Monday, June 17, 2013

thesis tidbit

Working on wrapping up this thesis, thought this bit was worth sharing...

Another good example, linking Nick Adams the character to Hemingway the author is the description of Nick Adams provided in the short story Fathers and Sons. The description is a spot on personification of Clarence Hemingway. Nick begins recalling his father while thinking about him teaching him to hunt quail as a boy.

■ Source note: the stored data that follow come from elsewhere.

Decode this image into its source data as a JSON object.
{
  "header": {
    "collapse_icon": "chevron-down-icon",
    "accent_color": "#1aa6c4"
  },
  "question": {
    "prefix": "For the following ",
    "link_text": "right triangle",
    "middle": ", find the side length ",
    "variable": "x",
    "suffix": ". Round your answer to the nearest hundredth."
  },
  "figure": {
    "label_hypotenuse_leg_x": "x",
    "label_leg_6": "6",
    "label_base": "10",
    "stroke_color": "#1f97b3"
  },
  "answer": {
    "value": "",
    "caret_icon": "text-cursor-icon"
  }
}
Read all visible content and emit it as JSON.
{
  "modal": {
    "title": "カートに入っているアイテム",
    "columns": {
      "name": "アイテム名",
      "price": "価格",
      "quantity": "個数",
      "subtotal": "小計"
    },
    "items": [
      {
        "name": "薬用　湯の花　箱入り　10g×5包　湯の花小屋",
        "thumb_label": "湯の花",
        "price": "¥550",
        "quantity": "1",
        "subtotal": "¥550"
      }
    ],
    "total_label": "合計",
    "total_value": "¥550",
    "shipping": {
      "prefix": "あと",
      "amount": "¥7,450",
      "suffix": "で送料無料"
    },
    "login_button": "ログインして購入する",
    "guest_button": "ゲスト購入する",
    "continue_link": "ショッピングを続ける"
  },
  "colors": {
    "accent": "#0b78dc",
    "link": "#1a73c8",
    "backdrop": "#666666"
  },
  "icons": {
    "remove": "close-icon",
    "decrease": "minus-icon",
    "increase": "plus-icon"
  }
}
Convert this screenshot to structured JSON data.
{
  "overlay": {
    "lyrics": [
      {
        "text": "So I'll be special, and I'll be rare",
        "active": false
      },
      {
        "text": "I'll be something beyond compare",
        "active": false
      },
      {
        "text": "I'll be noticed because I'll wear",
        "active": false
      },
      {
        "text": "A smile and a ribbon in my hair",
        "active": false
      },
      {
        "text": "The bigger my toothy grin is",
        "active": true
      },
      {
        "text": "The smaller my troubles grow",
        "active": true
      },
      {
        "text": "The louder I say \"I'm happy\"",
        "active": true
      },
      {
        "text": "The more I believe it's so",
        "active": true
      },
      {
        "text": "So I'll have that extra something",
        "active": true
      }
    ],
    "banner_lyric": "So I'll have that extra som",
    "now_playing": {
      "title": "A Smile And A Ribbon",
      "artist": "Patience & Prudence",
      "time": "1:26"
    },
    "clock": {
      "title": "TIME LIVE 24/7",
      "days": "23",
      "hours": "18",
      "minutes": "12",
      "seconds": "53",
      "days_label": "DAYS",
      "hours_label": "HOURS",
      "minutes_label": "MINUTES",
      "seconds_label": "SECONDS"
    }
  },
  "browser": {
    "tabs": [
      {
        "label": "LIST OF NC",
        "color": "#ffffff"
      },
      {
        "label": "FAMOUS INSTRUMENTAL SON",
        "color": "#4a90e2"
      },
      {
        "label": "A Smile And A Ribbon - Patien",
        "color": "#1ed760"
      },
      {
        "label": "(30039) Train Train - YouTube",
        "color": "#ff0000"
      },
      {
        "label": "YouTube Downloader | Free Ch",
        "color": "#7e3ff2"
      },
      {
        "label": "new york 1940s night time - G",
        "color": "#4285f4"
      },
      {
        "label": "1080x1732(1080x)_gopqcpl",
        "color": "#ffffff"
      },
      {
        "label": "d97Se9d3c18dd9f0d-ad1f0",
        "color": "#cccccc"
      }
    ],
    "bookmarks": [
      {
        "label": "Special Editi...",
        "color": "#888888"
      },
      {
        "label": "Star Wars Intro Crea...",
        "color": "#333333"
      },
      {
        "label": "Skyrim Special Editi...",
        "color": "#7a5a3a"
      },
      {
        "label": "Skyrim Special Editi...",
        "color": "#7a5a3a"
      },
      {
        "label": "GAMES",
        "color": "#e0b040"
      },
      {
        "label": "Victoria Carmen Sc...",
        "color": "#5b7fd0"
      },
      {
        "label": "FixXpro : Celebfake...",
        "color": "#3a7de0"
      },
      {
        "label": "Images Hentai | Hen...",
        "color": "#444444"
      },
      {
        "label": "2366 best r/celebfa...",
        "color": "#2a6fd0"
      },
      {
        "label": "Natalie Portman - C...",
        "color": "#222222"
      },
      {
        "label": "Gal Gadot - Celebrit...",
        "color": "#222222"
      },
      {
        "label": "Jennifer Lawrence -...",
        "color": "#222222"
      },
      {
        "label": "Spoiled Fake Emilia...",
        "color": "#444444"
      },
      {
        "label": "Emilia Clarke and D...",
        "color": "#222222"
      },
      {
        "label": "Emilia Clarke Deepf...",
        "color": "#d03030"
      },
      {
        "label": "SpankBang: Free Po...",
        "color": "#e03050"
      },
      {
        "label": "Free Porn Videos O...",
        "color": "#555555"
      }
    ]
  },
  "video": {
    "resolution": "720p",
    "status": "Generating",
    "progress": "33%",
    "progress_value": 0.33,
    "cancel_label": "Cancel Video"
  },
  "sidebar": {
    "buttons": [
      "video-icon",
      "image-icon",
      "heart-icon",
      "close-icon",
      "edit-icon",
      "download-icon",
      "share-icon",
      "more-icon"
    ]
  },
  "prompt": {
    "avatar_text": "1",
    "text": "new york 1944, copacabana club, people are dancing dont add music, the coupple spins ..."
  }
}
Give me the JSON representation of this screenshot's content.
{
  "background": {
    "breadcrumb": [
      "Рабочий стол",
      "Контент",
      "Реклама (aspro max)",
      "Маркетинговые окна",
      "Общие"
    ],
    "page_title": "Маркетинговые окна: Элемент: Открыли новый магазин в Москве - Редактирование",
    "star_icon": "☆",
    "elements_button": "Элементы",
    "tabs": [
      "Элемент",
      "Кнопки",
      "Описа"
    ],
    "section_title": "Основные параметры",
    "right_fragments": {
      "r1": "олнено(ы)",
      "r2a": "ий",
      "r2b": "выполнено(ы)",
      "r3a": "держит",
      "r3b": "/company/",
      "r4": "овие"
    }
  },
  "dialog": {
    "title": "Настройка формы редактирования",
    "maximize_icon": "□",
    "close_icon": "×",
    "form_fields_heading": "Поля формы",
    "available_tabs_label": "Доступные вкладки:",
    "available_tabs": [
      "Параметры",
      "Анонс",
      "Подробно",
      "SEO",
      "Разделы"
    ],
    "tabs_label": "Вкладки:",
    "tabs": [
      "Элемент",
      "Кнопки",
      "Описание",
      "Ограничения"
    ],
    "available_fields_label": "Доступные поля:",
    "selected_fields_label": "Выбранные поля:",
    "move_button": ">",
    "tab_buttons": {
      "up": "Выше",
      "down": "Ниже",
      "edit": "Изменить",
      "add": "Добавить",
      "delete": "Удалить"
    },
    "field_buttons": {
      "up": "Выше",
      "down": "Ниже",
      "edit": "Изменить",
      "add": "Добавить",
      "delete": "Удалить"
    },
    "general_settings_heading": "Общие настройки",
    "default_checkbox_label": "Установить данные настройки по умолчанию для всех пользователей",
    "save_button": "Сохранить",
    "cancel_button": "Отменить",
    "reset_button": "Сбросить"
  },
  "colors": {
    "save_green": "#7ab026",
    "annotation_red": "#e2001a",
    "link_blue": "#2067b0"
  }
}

Nick notes the fine quality of his father’s eyes and characterizes him as having, “a big frame, the quick movements, the wide shoulders, the hooked, hawk nose, the beard that covered the weak chin.” (Shorts, 370.)  Still, Hemingway, channeled through Nick, comes back to the eyes, “they were the great gift his father had, his father saw as a big horn ram, or as an eagle sees, literally.” (Shorts, 370) Nick continues in a longer passage:
Like all men with a faculty that surpasses human requirements, his father was very nervous. Then too, he was sentimental, and, like most sentimental people, he was both cruel and abused. Also, he had much bad luck, and it was not all of it his own. He had died in a trap that he had helped only a little to set, and they had all betrayed him in their various ways before he died. All sentimental people are betrayed so many times. Nick could not write about him yet, although he would later, but the quail country made him remember him as he was when Nick was a boy and he was very greatful to him for two things: fishing and shooting. (Shorts, 370.)

The absolute authenticity of the autobiographical subject matter Hemingway so often wove into his artistic work is questionable, however, this particular rendering of Clarence Hemingway rings true, showing again a clear linkage between author and man. Shortly after the descriptive passage Nick continues to ponder the dilemma of his father, stating that “If he wrote it, he could get rid of it. He had gotten rid of many things by writing them.” (Shorts, 371.) This shows, aside form social conditioning, a young man wrestling with the past that shaped him and using his creative output for catharsis, further strengthening the link between Hemingway’s work, characters, and himself. (Shorts, 371.)